Two governments of Japan and the United States jointly released October 8 the Interim Report on the revision of Guidelines for Defense Cooperation. It emphasizes on ‘seamless’ military responses based on the cabinet’s decisions of military engagement abroad as well as of execution of the right of collective self-defense. The report will be finalized in early January next year.
BILATERAL AGREEMENT ON JAPAN’S EXECUTION OF RIGHT OF COLLECTIVE SELF-DEFENSE
The on-going revision of the Guidelines is a third-round one. The 1978 original guidelines were based on ‘defense of Japan’.
Contingency Surrounding Japan Focused
In the decade of 1990 the US government demanded Japan to commit in military cooperation in terms over 1,000 items on the basis of US first-strike strategy with an assumption that Democratic People’s Republic of Korea (DPRK) engaged in nuclear programs. But the Japanese government rejected the requests due to Article Nine of Constitution. The two governments had shared ‘bitter’ experiences then and they worked to arrange readiness in cooperation and agreed in 1997 to revise the guidelines to cope with contingency in the Korean Peninsula.
The focal point at that time was ‘contingency surrounding Japan’, and relevant domestic laws were arranged two years later in 1999. That was proven to be a bad practice because a government level agreement without legal basis preceded legislation.

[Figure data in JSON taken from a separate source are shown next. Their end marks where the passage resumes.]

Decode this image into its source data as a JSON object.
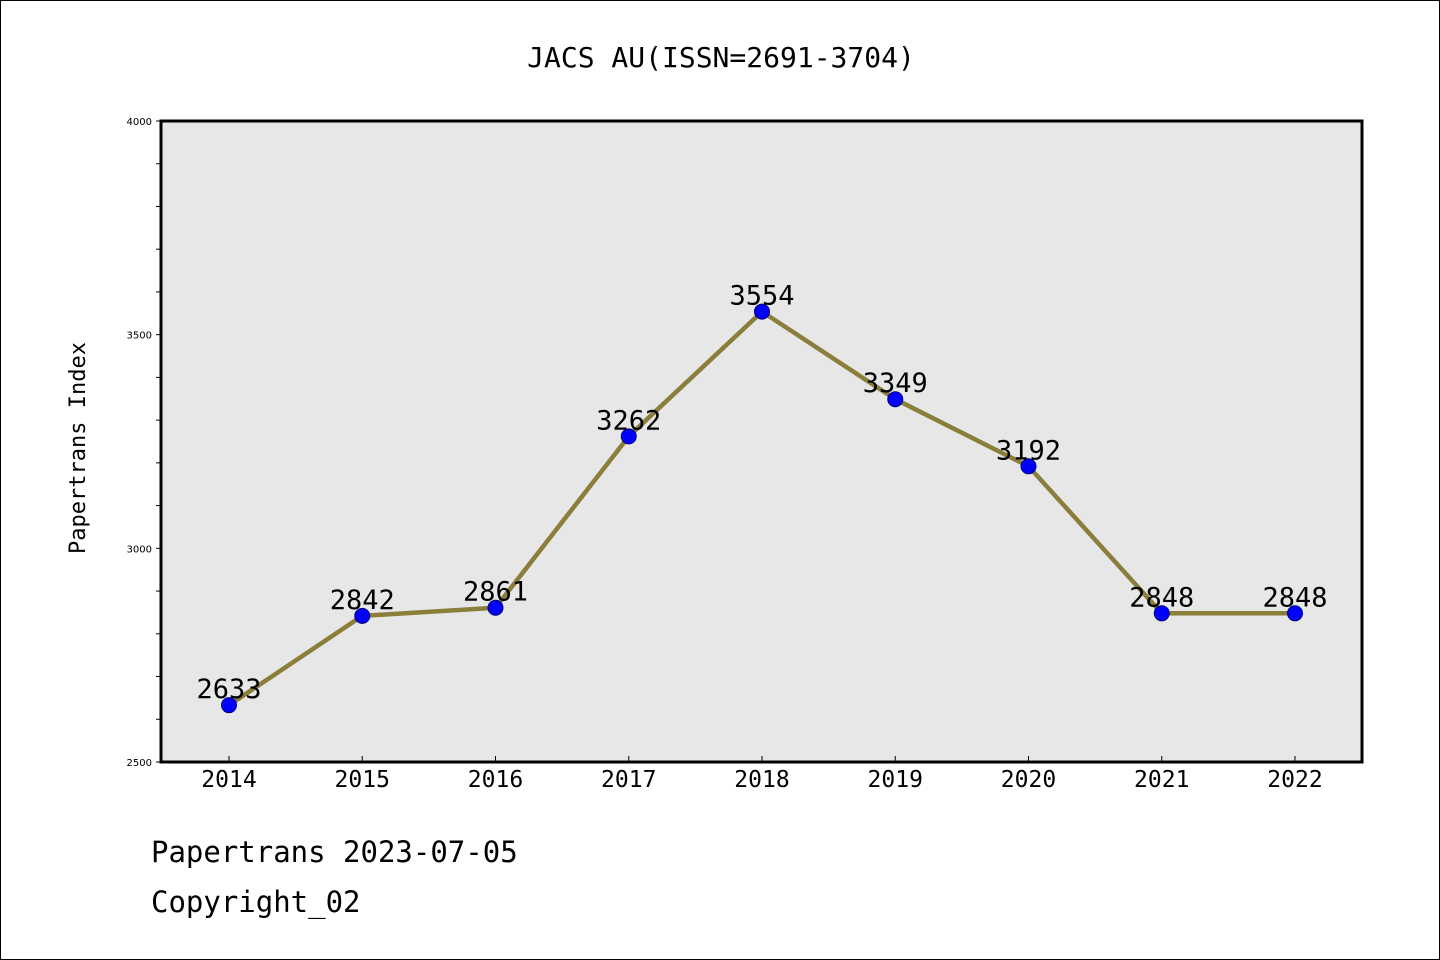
{
  "chart_data": {
    "type": "line",
    "title": "JACS AU(ISSN=2691-3704)",
    "xlabel": "",
    "ylabel": "Papertrans Index",
    "categories": [
      "2014",
      "2015",
      "2016",
      "2017",
      "2018",
      "2019",
      "2020",
      "2021",
      "2022"
    ],
    "series": [
      {
        "values": [
          2633,
          2842,
          2861,
          3262,
          3554,
          3349,
          3192,
          2848,
          2848
        ]
      }
    ],
    "ylim": [
      2500,
      4000
    ],
    "yticks": [
      "2500",
      "3000",
      "3500",
      "4000"
    ],
    "grid": false,
    "legend": "none",
    "colors": {
      "line": "#8B7D3A",
      "marker": "#0000FF",
      "plot_background": "#E7E7E7",
      "axes": "#000000"
    }
  },
  "footer": {
    "date_text": "Papertrans 2023-07-05",
    "copyright_text": "Copyright_02"
  }
}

DPRK continued to develop its nuclear and missile programs, while the government of Japan has not applied the Act on Contingency Surrounding Japan to cope with the situation. Consequently, it was diplomacy that broke through the impasse. If a military means had been used, not only any settlement could not have been made but also the crisis would have turned to an catastrophe.
Intentions of Two Governments
The current revision will be totally different from the previous ones. It is to arrange readiness for a war.

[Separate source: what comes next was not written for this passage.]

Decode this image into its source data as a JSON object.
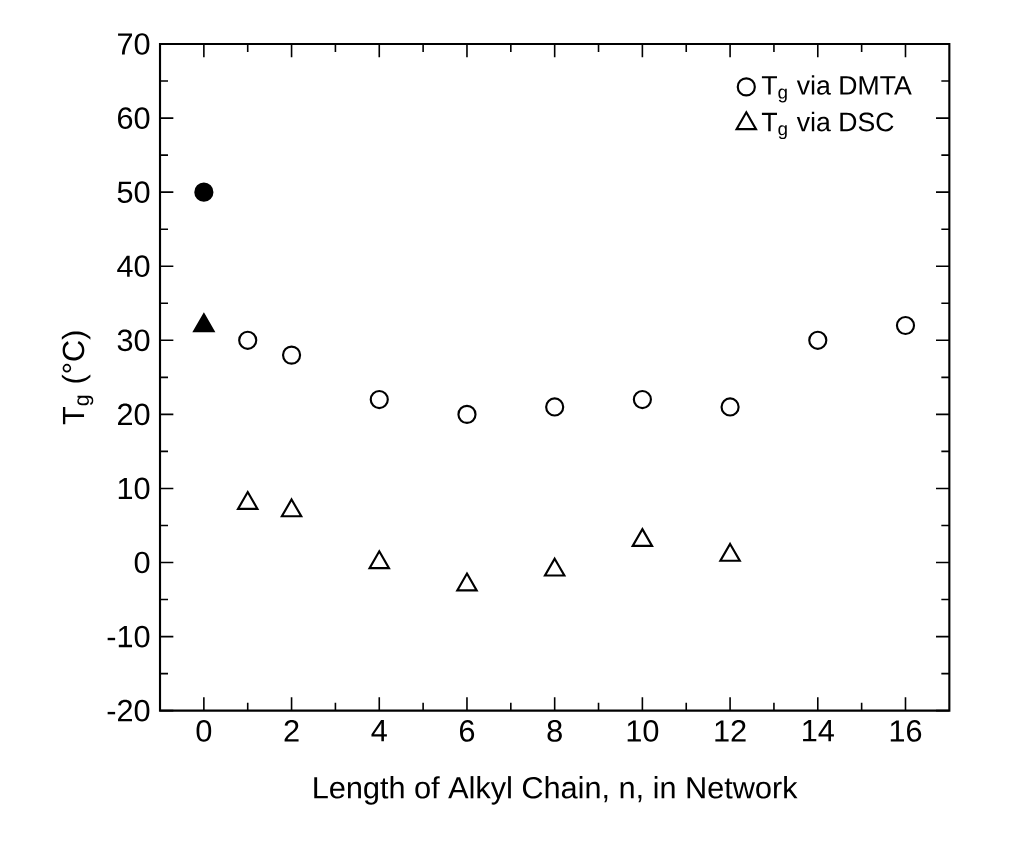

The concept of ‘contingency surrounding Japan’ is now abandoned and the Interim Report stresses on ‘global bilateral alliance’; it proposes ‘seamless, robust, flexible and effective bilateral responses’ based on the US realignment policy and the Japan’s decision to achieve the right of collective self-defense. It also underlines regional security alignments of US-Japan-South Korea and US-Japan-Australia formations.
We can see under these circumstances that the US side demands Japan to play a military role within the US strategy and that it welcomes in this context the decision of Japanese government to accomplish the right. Meanwhile, we witness the government of Japan takes advantage of the development in order to make the nation a more powerful martial state.

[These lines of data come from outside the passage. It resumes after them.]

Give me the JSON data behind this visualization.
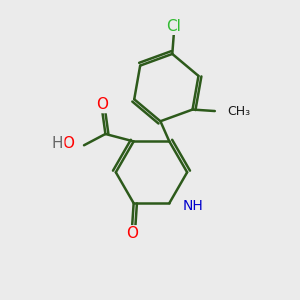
{
  "bg_color": "#ebebeb",
  "bond_color": "#2d5a1b",
  "bond_width": 1.8,
  "atom_colors": {
    "O": "#ff0000",
    "N": "#0000cc",
    "Cl": "#33bb33",
    "C": "#1a1a1a",
    "H": "#666666"
  },
  "font_size": 9.5
}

Probably for this reason the date of release has delayed. Originally it was set in mid-September, then, extended to late September, and finally the interim report was announced in October. The US had to send envoys to Seoul to persuade the South Korean authority which deeply distrusts Japan. The government of Japan repeatedly told they would finalize the report by the end of the year, but in fact it has used the situation as an excuse for a prompt cabinet’s decision. Ultimately, the schedule was postponed early January next year.
Let’s Continue Fighting
Reportedly, the US side wants to look into content of new bills to be submitted to the coming regular session of the Diet. The US may worry about the historical revisionist who disregards the Constitution, but it is more correct to see that it has a policy that the US will favor Japan if the latter should obey the former.
The Interim Report specifies that implementation of the right of collective self-defense will be defined ‘in detail’ in the final talks, while the Abe government is to use this report to the maximum extent like ‘an established accord’ in the domestic context.
Social pressures are the maximum force to impede a plot to make ‘a nation ready for a war’. Let’s enhance our actions from now across the country to prepare ourselves for the coming stage.